There is an important "contemporary history of computing" article to write about the evolution of the Spark project from "let's build a distributed filesystem for MapReduce in Java because we read those early Google papers" to "SQL is the right model for working with data so DataFrames" to "meet data scientists where they are: Python (and R)" to "make machine learning easy" and now to "LLVM, but for crunching big numeric arrays".

3 comments

Not that you should replace Rust with Haskell, but Haskell would've been a better choice than Scala.

It has its own runtime, but it's not difficult to call Haskell code from C or ATS or whatever.
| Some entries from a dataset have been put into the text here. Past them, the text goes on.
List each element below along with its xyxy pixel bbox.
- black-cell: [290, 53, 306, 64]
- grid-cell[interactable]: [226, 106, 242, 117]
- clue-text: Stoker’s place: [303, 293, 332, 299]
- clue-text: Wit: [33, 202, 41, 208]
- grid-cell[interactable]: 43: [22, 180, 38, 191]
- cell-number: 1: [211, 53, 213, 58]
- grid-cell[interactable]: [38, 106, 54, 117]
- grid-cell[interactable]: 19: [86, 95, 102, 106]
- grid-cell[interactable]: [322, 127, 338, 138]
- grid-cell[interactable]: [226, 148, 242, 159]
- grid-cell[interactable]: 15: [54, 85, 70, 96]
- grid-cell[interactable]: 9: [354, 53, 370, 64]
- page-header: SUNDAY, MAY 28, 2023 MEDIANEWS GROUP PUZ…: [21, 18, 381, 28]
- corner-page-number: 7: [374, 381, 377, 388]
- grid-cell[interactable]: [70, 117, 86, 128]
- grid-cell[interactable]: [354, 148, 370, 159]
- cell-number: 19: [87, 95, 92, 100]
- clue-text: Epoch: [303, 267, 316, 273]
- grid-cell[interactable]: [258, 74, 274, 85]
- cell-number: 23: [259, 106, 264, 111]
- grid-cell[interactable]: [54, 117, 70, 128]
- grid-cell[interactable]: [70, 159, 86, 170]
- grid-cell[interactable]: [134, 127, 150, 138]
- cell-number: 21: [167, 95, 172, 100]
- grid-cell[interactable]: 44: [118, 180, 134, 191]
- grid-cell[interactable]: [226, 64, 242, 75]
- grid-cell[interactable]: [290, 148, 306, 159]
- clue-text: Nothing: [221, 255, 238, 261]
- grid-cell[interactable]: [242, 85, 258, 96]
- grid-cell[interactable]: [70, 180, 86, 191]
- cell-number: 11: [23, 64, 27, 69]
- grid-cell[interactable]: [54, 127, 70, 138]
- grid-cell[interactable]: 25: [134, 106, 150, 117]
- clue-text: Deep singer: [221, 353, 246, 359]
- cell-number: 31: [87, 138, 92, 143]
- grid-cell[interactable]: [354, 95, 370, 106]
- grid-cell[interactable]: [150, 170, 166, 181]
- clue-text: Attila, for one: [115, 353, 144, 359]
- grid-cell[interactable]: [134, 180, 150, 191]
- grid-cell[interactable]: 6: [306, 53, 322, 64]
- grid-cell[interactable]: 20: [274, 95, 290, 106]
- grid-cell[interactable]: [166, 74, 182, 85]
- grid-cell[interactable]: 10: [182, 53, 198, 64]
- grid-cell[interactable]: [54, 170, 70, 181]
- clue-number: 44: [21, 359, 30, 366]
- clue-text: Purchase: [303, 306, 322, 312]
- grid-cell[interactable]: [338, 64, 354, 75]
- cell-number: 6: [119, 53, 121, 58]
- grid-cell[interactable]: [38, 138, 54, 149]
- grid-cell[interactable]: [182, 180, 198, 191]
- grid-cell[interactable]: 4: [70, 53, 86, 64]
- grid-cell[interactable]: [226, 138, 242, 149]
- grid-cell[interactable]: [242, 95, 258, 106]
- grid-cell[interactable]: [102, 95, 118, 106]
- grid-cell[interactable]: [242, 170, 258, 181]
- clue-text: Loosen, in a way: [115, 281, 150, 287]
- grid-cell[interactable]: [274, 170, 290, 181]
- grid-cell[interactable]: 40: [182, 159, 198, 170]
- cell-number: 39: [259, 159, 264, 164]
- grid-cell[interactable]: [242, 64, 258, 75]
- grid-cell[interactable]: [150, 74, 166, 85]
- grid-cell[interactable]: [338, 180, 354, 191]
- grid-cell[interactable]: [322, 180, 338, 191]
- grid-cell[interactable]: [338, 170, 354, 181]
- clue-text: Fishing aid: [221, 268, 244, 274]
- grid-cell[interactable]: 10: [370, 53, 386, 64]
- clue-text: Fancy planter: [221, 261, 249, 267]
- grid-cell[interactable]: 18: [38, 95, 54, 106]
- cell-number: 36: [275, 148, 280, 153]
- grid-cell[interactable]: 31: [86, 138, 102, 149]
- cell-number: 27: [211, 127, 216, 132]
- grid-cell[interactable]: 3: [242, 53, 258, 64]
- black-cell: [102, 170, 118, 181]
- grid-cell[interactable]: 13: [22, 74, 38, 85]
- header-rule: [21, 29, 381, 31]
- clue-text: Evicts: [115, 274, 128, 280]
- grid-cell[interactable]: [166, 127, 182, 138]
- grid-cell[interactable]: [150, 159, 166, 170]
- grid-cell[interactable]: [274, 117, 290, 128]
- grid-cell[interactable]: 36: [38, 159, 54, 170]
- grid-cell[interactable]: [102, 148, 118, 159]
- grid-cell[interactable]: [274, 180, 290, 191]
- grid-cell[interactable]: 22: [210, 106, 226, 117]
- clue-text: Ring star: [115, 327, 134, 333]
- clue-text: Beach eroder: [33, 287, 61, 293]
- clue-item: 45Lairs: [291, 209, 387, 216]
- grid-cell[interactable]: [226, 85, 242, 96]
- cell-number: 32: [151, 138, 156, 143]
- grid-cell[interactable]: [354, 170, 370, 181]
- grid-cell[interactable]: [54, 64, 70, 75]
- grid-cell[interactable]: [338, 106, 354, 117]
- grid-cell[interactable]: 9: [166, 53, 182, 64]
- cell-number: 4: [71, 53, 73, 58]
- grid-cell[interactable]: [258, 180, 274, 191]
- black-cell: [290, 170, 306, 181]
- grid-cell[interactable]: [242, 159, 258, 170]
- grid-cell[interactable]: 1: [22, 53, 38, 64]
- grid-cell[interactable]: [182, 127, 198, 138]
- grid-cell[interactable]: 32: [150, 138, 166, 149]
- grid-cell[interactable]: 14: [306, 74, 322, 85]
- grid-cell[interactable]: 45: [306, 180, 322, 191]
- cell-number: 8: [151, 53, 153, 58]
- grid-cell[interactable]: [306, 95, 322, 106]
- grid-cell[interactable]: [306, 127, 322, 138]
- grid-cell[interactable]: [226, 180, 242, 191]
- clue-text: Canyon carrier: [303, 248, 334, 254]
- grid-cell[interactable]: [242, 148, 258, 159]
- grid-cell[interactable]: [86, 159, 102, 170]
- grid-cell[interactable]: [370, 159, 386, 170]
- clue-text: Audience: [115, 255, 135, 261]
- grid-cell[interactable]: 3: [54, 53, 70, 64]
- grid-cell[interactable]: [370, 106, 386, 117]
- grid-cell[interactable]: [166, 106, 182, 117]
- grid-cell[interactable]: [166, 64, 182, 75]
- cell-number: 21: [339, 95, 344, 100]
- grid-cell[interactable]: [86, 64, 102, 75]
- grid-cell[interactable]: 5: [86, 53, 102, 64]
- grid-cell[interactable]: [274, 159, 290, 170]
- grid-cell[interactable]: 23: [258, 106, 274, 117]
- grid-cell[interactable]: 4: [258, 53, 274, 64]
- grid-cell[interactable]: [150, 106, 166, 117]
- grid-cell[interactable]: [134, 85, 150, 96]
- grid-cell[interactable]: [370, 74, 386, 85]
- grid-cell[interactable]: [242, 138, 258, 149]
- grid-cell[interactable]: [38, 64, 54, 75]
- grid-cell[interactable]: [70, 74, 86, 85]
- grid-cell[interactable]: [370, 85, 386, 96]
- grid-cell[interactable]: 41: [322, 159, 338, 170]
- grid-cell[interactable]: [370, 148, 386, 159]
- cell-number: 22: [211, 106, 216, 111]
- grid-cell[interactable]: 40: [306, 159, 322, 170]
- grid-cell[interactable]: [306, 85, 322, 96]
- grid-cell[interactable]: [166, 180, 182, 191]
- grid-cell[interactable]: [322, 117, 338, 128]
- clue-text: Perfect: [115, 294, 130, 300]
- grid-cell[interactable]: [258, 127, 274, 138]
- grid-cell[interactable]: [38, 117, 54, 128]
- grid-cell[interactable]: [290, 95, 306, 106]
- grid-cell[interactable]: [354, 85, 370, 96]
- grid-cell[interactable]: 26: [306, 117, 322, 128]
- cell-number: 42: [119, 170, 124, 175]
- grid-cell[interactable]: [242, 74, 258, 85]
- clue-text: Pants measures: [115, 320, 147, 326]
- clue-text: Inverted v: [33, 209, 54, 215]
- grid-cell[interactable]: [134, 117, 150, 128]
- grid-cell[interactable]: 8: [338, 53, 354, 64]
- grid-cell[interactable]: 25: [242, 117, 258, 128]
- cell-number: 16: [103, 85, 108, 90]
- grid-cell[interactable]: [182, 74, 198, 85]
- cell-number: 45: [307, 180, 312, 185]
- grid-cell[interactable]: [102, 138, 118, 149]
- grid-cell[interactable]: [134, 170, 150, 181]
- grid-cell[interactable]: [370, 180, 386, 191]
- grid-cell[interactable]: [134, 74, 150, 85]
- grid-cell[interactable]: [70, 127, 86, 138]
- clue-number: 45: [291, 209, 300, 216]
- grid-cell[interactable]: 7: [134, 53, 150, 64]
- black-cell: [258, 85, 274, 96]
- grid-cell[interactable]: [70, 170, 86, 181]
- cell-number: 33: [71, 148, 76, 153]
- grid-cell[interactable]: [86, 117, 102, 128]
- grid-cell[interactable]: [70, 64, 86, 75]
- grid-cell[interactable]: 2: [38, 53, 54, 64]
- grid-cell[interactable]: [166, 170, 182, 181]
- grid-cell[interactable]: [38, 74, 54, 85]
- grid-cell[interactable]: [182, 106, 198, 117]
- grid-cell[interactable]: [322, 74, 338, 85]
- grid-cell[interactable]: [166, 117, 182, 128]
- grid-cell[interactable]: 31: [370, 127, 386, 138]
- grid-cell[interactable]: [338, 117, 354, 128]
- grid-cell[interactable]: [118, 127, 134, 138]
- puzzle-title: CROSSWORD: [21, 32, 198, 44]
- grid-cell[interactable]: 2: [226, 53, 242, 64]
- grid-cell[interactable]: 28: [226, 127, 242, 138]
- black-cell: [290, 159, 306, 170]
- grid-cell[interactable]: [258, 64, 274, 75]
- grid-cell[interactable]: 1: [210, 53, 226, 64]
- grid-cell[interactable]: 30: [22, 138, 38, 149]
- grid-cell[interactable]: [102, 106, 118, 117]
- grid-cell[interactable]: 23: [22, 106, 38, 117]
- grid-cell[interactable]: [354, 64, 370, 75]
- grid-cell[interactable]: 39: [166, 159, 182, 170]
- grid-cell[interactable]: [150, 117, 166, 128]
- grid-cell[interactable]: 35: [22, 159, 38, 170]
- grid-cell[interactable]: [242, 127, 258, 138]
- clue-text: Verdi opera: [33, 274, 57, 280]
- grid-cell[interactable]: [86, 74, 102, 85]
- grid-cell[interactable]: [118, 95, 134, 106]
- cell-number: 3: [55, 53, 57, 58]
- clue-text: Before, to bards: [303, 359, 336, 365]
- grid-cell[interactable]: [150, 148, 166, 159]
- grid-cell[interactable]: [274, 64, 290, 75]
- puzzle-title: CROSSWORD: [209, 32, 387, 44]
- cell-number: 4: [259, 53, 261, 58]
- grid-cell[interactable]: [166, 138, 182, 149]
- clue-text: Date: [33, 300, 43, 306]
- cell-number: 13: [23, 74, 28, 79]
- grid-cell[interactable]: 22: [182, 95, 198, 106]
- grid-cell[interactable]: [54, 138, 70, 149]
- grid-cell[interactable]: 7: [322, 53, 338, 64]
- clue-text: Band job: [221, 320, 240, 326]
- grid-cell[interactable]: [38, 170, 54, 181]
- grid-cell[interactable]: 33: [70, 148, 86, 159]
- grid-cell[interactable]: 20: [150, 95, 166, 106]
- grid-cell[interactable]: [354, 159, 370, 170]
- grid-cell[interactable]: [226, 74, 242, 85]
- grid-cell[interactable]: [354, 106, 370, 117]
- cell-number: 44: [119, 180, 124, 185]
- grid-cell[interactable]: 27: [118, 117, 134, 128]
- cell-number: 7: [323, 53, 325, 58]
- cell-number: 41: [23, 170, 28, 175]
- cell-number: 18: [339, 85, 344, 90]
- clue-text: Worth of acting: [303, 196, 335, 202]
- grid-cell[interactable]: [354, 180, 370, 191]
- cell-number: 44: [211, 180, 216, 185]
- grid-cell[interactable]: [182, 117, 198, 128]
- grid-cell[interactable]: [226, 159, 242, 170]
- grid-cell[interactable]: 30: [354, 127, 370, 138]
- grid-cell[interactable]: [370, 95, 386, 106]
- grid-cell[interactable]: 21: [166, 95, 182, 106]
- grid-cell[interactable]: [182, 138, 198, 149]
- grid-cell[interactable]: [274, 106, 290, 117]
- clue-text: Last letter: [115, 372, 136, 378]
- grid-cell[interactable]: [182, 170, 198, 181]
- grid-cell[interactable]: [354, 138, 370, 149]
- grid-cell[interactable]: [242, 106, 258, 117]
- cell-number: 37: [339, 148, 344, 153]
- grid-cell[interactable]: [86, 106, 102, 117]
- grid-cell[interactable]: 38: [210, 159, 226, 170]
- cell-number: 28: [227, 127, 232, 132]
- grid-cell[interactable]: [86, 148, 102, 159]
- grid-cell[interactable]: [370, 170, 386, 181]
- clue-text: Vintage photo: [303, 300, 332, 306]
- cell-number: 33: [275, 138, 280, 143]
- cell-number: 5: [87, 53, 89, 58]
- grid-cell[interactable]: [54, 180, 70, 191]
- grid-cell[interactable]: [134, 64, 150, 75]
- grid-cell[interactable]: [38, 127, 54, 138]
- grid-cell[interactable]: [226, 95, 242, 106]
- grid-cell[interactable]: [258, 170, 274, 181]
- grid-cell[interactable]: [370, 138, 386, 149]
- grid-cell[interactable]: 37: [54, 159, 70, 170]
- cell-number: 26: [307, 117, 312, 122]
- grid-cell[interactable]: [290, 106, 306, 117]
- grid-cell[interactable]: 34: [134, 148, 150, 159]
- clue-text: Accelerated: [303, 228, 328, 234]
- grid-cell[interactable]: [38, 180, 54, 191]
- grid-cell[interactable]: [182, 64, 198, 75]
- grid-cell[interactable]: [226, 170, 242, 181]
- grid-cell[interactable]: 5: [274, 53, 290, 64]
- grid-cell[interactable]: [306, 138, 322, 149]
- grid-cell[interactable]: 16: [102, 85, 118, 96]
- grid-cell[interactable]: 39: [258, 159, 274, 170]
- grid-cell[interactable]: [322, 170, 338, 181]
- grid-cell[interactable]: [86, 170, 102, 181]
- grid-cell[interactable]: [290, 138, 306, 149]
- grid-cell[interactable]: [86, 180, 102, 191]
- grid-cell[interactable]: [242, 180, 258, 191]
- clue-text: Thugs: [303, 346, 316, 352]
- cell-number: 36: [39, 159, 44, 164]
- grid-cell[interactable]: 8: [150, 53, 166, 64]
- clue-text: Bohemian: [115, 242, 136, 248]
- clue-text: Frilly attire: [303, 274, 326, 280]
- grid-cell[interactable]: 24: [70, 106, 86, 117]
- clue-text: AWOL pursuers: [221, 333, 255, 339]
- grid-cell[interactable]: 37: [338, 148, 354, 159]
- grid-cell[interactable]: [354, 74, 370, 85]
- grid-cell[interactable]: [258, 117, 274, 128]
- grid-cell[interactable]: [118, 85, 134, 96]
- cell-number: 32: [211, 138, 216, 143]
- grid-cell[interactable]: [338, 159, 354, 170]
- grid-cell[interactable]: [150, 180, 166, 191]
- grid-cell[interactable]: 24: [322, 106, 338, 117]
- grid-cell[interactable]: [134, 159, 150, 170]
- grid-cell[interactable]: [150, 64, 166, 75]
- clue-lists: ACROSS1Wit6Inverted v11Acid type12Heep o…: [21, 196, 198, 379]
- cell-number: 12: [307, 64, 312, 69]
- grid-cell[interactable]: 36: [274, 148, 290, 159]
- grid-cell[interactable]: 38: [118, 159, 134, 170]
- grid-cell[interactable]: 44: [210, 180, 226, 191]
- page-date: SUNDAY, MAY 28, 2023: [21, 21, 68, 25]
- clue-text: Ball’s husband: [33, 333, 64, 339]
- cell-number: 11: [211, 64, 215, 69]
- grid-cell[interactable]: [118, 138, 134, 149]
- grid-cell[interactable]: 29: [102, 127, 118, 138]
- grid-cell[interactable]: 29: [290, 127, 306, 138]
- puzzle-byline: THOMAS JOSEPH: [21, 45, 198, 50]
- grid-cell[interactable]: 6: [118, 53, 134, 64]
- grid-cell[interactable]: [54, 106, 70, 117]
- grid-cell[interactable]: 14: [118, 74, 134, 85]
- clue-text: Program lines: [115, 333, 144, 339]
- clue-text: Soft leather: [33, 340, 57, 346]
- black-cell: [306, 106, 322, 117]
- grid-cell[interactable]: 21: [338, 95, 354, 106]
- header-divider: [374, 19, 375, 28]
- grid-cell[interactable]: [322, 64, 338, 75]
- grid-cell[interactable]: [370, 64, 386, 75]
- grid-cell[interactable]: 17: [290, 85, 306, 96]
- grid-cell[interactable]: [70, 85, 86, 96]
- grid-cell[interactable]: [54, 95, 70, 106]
Not difficult to call from C? How does that work, exactly? Wouldn't you need to properly setup the whole runtime (incl. GC) first?
Yes but I think the parent meant its 'just' an #include and ghc_init() away.
Very interesting. Do you have any references to share relevant to the article you suggest to be written?
No, I based on attending SparkConf between 2015 and 2017. You could probably assemble half of it just by reading summaries of Matei's keynotes.
Ah, thanks for the suggestion.
> it was too difficult to embed a JVM-based language into other runtimes and languages

In addition to the JVM, Scala has had JS [1] and native (via LLVM) [2] targets for years.

(And that's not even mentioning any second-order compilations; e.g. Scala -> JVM bytecode -> native)

There's a number of reasons to not choose Scala, but portability is far from one of them.

[1] https://www.scala-js.org

[2] http://www.scala-native.org

The library ecosystem is different between JVM/JS/Native. Porting across runtimes may require more work than just changing the compilation target.
That's true. If you want it across all platforms, you are restricted to the Scala ecosystem, and can't use Java and JS ecosystems.